Level 3: [citation needed]

Heading over to Wikipedia, starting at https://en.wikipedia.org/wiki/Lists_of_video_games we can see lots of lists of video games.

Image description

With some judicious copy-pasting we can easily build a list of a few thousand video games. But we're still limited by the data we have available. What if we wanted 10,000 unique video game names? Or 1,000,000?

Level 4: Digging for fake rubies

Faker was originally written in Perl and is also available as a library for Ruby, Java, Python and several other languages.

The Ruby version of Faker in particular has an even more varied set of data by default than the JS version. A little digging around the Github repository for faker-ruby finds that there is a data source for video game names located at lib/locales/en/game.yml.

Image description

This is a YAML file, so you can use a NPM YAML parsing package or a online tool to convert to a JSON array.

But still, we only end up with a few hundred entries.

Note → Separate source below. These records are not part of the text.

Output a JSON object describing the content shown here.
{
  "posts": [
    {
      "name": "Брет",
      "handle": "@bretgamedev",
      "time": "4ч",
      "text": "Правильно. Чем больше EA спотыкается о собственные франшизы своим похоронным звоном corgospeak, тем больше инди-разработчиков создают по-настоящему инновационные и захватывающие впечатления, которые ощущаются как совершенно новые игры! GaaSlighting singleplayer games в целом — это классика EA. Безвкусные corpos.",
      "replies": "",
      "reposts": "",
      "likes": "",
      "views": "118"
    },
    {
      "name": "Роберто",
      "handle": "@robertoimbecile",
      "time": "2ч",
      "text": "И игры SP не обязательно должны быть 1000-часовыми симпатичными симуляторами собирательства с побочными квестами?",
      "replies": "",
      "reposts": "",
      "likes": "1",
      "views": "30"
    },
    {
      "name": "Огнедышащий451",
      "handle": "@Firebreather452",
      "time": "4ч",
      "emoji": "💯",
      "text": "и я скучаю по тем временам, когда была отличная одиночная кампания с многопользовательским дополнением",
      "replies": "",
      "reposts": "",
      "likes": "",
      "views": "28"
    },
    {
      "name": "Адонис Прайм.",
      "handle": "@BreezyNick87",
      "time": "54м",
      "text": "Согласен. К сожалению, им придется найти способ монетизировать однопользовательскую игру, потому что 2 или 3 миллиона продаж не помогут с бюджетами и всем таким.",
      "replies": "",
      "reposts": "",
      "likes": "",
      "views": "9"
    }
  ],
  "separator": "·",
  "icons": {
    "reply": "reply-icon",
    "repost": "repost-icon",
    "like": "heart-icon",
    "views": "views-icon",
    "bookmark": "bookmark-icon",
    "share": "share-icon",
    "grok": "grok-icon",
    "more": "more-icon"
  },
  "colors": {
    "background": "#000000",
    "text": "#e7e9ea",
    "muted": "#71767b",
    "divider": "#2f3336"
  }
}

Level 5: It's 2024, let's unnecessarily use AI

Let's ask ChatGPT to generate us some more video games:

Image description

Now we simply paste our generated array into the previous code:

const {faker} = require(".")
faker.seed(1234)
const titles = [
  "Super Mario Bros.",
  "The Legend of Zelda: Breath of the Wild",
  "Grand Theft Auto V",
  "Minecraft",
... 161 entries in total 
]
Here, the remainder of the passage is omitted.